L’invitation formulée par le président égyptien, Abdel Fattah Al-Sissi, pour que la France assiste à une conférence samedi 21 octobre sur l’avenir de la cause palestinienne aurait pu encourager Emmanuel Macron à se rendre au Proche-Orient, permettant de faire valoir la position de la France, entre soutien à Israël face au terrorisme et préoccupation pour la cause palestinienne. Mais la crainte que ce sommet ne débouche sur un communiqué à charge contre Israël préoccupe l’Elysée.

Une attente forte des juifs de France

Les turbulences qui ont accompagné la visite de Joe Biden à Tel-Aviv, mercredi, incitent aussi l’Elysée à ne pas se hâter. Arrivé mercredi sur le sol israélien pour une visite éclair, quelques heures après l’explosion d’un hôpital de Gaza, le chef d’Etat américain a partagé la thèse israélienne qui fait porter la responsabilité du massacre de centaines de civils palestiniens sur le Jihad islamique, allié du Hamas.
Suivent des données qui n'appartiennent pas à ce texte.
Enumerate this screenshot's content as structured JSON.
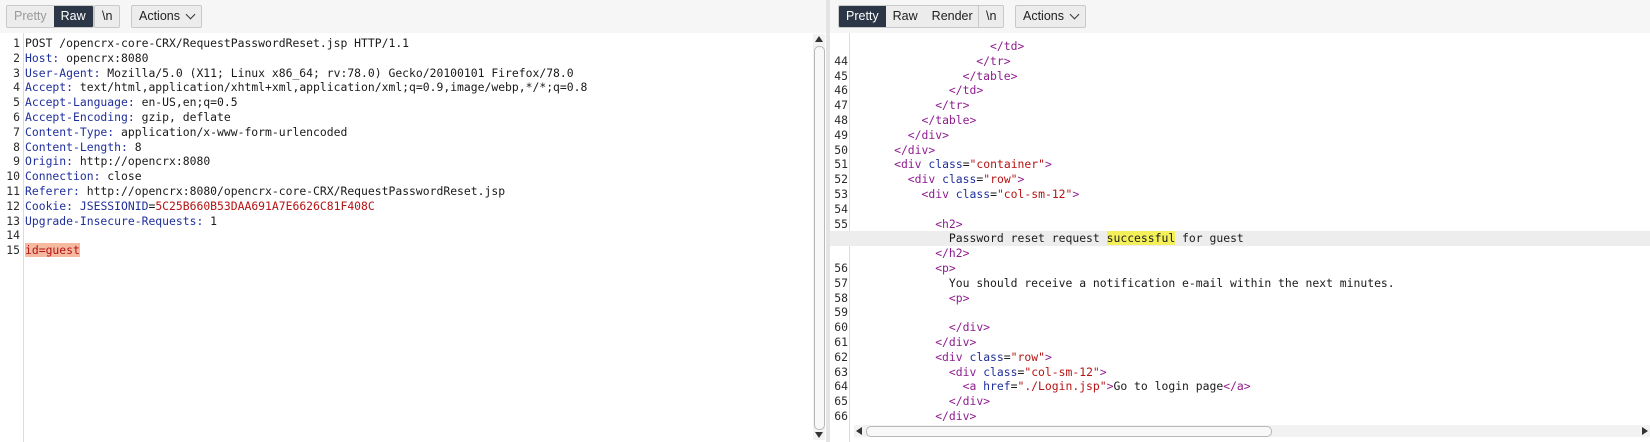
{
  "request": {
    "toolbar": {
      "pretty": "Pretty",
      "raw": "Raw",
      "newline": "\\n",
      "actions": "Actions"
    },
    "lines": [
      {
        "n": "1",
        "parts": [
          [
            "t",
            "POST /opencrx-core-CRX/RequestPasswordReset.jsp HTTP/1.1"
          ]
        ]
      },
      {
        "n": "2",
        "parts": [
          [
            "hk",
            "Host:"
          ],
          [
            "hv",
            " opencrx:8080"
          ]
        ]
      },
      {
        "n": "3",
        "parts": [
          [
            "hk",
            "User-Agent:"
          ],
          [
            "hv",
            " Mozilla/5.0 (X11; Linux x86_64; rv:78.0) Gecko/20100101 Firefox/78.0"
          ]
        ]
      },
      {
        "n": "4",
        "parts": [
          [
            "hk",
            "Accept:"
          ],
          [
            "hv",
            " text/html,application/xhtml+xml,application/xml;q=0.9,image/webp,*/*;q=0.8"
          ]
        ]
      },
      {
        "n": "5",
        "parts": [
          [
            "hk",
            "Accept-Language:"
          ],
          [
            "hv",
            " en-US,en;q=0.5"
          ]
        ]
      },
      {
        "n": "6",
        "parts": [
          [
            "hk",
            "Accept-Encoding:"
          ],
          [
            "hv",
            " gzip, deflate"
          ]
        ]
      },
      {
        "n": "7",
        "parts": [
          [
            "hk",
            "Content-Type:"
          ],
          [
            "hv",
            " application/x-www-form-urlencoded"
          ]
        ]
      },
      {
        "n": "8",
        "parts": [
          [
            "hk",
            "Content-Length:"
          ],
          [
            "hv",
            " 8"
          ]
        ]
      },
      {
        "n": "9",
        "parts": [
          [
            "hk",
            "Origin:"
          ],
          [
            "hv",
            " http://opencrx:8080"
          ]
        ]
      },
      {
        "n": "10",
        "parts": [
          [
            "hk",
            "Connection:"
          ],
          [
            "hv",
            " close"
          ]
        ]
      },
      {
        "n": "11",
        "parts": [
          [
            "hk",
            "Referer:"
          ],
          [
            "hv",
            " http://opencrx:8080/opencrx-core-CRX/RequestPasswordReset.jsp"
          ]
        ]
      },
      {
        "n": "12",
        "parts": [
          [
            "hk",
            "Cookie:"
          ],
          [
            "hv",
            " "
          ],
          [
            "ck",
            "JSESSIONID"
          ],
          [
            "hv",
            "="
          ],
          [
            "cv",
            "5C25B660B53DAA691A7E6626C81F408C"
          ]
        ]
      },
      {
        "n": "13",
        "parts": [
          [
            "hk",
            "Upgrade-Insecure-Requests:"
          ],
          [
            "hv",
            " 1"
          ]
        ]
      },
      {
        "n": "14",
        "parts": []
      },
      {
        "n": "15",
        "parts": [
          [
            "bk",
            "id"
          ],
          [
            "bp",
            "=guest"
          ]
        ]
      }
    ]
  },
  "response": {
    "toolbar": {
      "pretty": "Pretty",
      "raw": "Raw",
      "render": "Render",
      "newline": "\\n",
      "actions": "Actions"
    },
    "lines": [
      {
        "n": "",
        "indent": 10,
        "parts": [
          [
            "tg",
            "</td>"
          ]
        ]
      },
      {
        "n": "44",
        "indent": 9,
        "parts": [
          [
            "tg",
            "</tr>"
          ]
        ]
      },
      {
        "n": "45",
        "indent": 8,
        "parts": [
          [
            "tg",
            "</table>"
          ]
        ]
      },
      {
        "n": "46",
        "indent": 7,
        "parts": [
          [
            "tg",
            "</td>"
          ]
        ]
      },
      {
        "n": "47",
        "indent": 6,
        "parts": [
          [
            "tg",
            "</tr>"
          ]
        ]
      },
      {
        "n": "48",
        "indent": 5,
        "parts": [
          [
            "tg",
            "</table>"
          ]
        ]
      },
      {
        "n": "49",
        "indent": 4,
        "parts": [
          [
            "tg",
            "</div>"
          ]
        ]
      },
      {
        "n": "50",
        "indent": 3,
        "parts": [
          [
            "tg",
            "</div>"
          ]
        ]
      },
      {
        "n": "51",
        "indent": 3,
        "parts": [
          [
            "tg",
            "<div "
          ],
          [
            "at",
            "class"
          ],
          [
            "t",
            "="
          ],
          [
            "av",
            "\"container\""
          ],
          [
            "tg",
            ">"
          ]
        ]
      },
      {
        "n": "52",
        "indent": 4,
        "parts": [
          [
            "tg",
            "<div "
          ],
          [
            "at",
            "class"
          ],
          [
            "t",
            "="
          ],
          [
            "av",
            "\"row\""
          ],
          [
            "tg",
            ">"
          ]
        ]
      },
      {
        "n": "53",
        "indent": 5,
        "parts": [
          [
            "tg",
            "<div "
          ],
          [
            "at",
            "class"
          ],
          [
            "t",
            "="
          ],
          [
            "av",
            "\"col-sm-12\""
          ],
          [
            "tg",
            ">"
          ]
        ]
      },
      {
        "n": "54",
        "indent": 0,
        "parts": []
      },
      {
        "n": "55",
        "indent": 6,
        "parts": [
          [
            "tg",
            "<h2>"
          ]
        ]
      },
      {
        "n": "",
        "indent": 7,
        "hl": true,
        "parts": [
          [
            "t",
            "Password reset request "
          ],
          [
            "hw",
            "successful"
          ],
          [
            "t",
            " for guest"
          ]
        ]
      },
      {
        "n": "",
        "indent": 6,
        "parts": [
          [
            "tg",
            "</h2>"
          ]
        ]
      },
      {
        "n": "56",
        "indent": 6,
        "parts": [
          [
            "tg",
            "<p>"
          ]
        ]
      },
      {
        "n": "57",
        "indent": 7,
        "parts": [
          [
            "t",
            "You should receive a notification e-mail within the next minutes."
          ]
        ]
      },
      {
        "n": "58",
        "indent": 7,
        "parts": [
          [
            "tg",
            "<p>"
          ]
        ]
      },
      {
        "n": "59",
        "indent": 0,
        "parts": []
      },
      {
        "n": "60",
        "indent": 7,
        "parts": [
          [
            "tg",
            "</div>"
          ]
        ]
      },
      {
        "n": "61",
        "indent": 6,
        "parts": [
          [
            "tg",
            "</div>"
          ]
        ]
      },
      {
        "n": "62",
        "indent": 6,
        "parts": [
          [
            "tg",
            "<div "
          ],
          [
            "at",
            "class"
          ],
          [
            "t",
            "="
          ],
          [
            "av",
            "\"row\""
          ],
          [
            "tg",
            ">"
          ]
        ]
      },
      {
        "n": "63",
        "indent": 7,
        "parts": [
          [
            "tg",
            "<div "
          ],
          [
            "at",
            "class"
          ],
          [
            "t",
            "="
          ],
          [
            "av",
            "\"col-sm-12\""
          ],
          [
            "tg",
            ">"
          ]
        ]
      },
      {
        "n": "64",
        "indent": 8,
        "parts": [
          [
            "tg",
            "<a "
          ],
          [
            "at",
            "href"
          ],
          [
            "t",
            "="
          ],
          [
            "av",
            "\"./Login.jsp\""
          ],
          [
            "tg",
            ">"
          ],
          [
            "t",
            "Go to login page"
          ],
          [
            "tg",
            "</a>"
          ]
        ]
      },
      {
        "n": "65",
        "indent": 7,
        "parts": [
          [
            "tg",
            "</div>"
          ]
        ]
      },
      {
        "n": "66",
        "indent": 6,
        "parts": [
          [
            "tg",
            "</div>"
          ]
        ]
      }
    ]
  }
}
Le tir sur l’hôpital Al-Ahli de Gaza semble avoir été effectué « par la partie adverse, pas par vous », a-t-il approuvé lors de son échange avec Benyamin Nétanyahou, tout en assurant qu’il travaillerait avec le gouvernement israélien pour éviter « davantage de tragédie » aux civils.

Le drame à l’hôpital gazaoui a conduit à l’annulation de la seconde partie du voyage de Joe Biden en Jordanie, où il devait assister à un sommet à Amman avec les dirigeants de la Jordanie, de l’Egypte et de l’Autorité palestinienne. Un scénario considéré comme apocalyptique à Paris s’il se reproduisait lors du voyage du président français : aucune visite en Israël n’est imaginable sans pourparlers avec les représentants de l’Autorité palestinienne et les dirigeants d’Etats voisins, comme l’Egypte ou la Jordanie.